Y no se trata simplemente de las estadísticas de contagiados y fallecidos, de las que el lector o el televidente ya no lleva la cuenta, ni del recuento de las carencias para enfrentar la pandemia o de las cuarentenas que se flexibilizan o endurecen en función de cómo sopla el viento político, sino de muchas conductas previas a la aparición del coronavirus que uno hubiese querido ver superadas a la luz de la desgracia colectiva.

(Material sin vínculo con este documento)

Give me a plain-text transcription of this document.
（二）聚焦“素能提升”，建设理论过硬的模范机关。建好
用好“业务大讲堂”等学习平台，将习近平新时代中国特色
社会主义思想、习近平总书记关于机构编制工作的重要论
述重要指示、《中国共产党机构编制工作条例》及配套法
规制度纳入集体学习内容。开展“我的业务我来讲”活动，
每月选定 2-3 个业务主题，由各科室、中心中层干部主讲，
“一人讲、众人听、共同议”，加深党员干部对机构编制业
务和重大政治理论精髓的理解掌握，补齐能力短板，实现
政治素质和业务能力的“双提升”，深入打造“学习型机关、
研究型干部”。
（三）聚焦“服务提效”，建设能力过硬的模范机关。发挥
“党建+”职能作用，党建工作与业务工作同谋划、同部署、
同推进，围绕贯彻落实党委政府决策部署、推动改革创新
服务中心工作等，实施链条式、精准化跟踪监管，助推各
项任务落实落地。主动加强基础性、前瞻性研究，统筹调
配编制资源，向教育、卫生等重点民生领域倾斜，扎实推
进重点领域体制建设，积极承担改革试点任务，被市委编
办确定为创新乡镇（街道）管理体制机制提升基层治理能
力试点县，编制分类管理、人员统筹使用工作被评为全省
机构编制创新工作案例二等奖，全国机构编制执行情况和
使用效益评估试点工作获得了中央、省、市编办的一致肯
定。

¿Acaso es nuevo el chantaje de “los abajo firmantes” con las medidas de hecho “hasta las últimas consecuencias”? Ahí están los bloqueos por todo y para todo, movilizaciones de unos pocos que afectan a muchos, conductas –muchas de ellas delictivas– que nos hacen pensar, como escribí en una columna anterior, que la “nueva normalidad” no será otra cosa que la “vieja anormalidad”. Como diría la canción ranchera, “nada me han enseñado los años, siempre caigo en los mismos errores”. 

Y la política no es ajena a esta realidad. El hoy se parece demasiado al ayer. Las últimas encuestas parecen indicar que marchamos hacia un escenario muy parecido, calcado, al de octubre pasado, con una campaña de todos contra uno, pero con los “todos” divididos, como siempre. ¿Quién se baja? ¡Nadie se baja! A diferencia del protagonista de El día de la marmota, la repetición de los errores no nos ha ayudado a enmendarlos. 

Alguien ha dicho que la historia envejece rápidamente hasta marchitarse por completo y que la memoria no es otra cosa que la historia marchita, pero a muchos de los candidatos que dicen querer evitar el retorno del autoritarismo, no les queda ni la memoria. En la persistencia del error, confunden al rival y ayudan al candidato que dicen combatir, como en octubre pasado. No tienen opciones de éxito, pero siguen en carrera con el argumento de que “las encuestas mienten” o “la campaña recién empieza”, aunque saben a ciencia cierta –lo dicen los expertos- que una campaña no cambia tendencias. Las reafirma, si no las profundiza.

Al vicario del presidente huido le preocupa –y con razón– que el presente convoque al pasado y que termine por deteriorar su “voto duro”, como parece indicar su caída en las encuestas. Tal vez por ello mira a otra parte ante las acusaciones que pesan contra su mandante y respira aliviado ante su inhabilitación, confiado en que “la distancia es el olvido”, como en el bolero.

Su principal rival repite la estrategia que lo llevó a la gran final de octubre pasado. Como dijo el líder histórico de los trabajadores mexicanos, Fidel Velázquez, “el que se mueve no sale en la foto”. No se movió de esa línea y sigue ahí. Si las tendencias se mantienen, saldrá en la foto del 18 de octubre. Alguien ha dicho que “gobernar es hacer descontentos”. Es lo que le ha pasado a la tercera en discordia. Ha tenido errores de gestión, pero también es justo reconocer que le ha tocado bailar con la más fea: la crisis sanitaria.

Vamos, pues, hacia una elección que será dirimida por el voto útil, como en octubre pasado, con la esperanza de que la balanza se incline a favor de la democracia.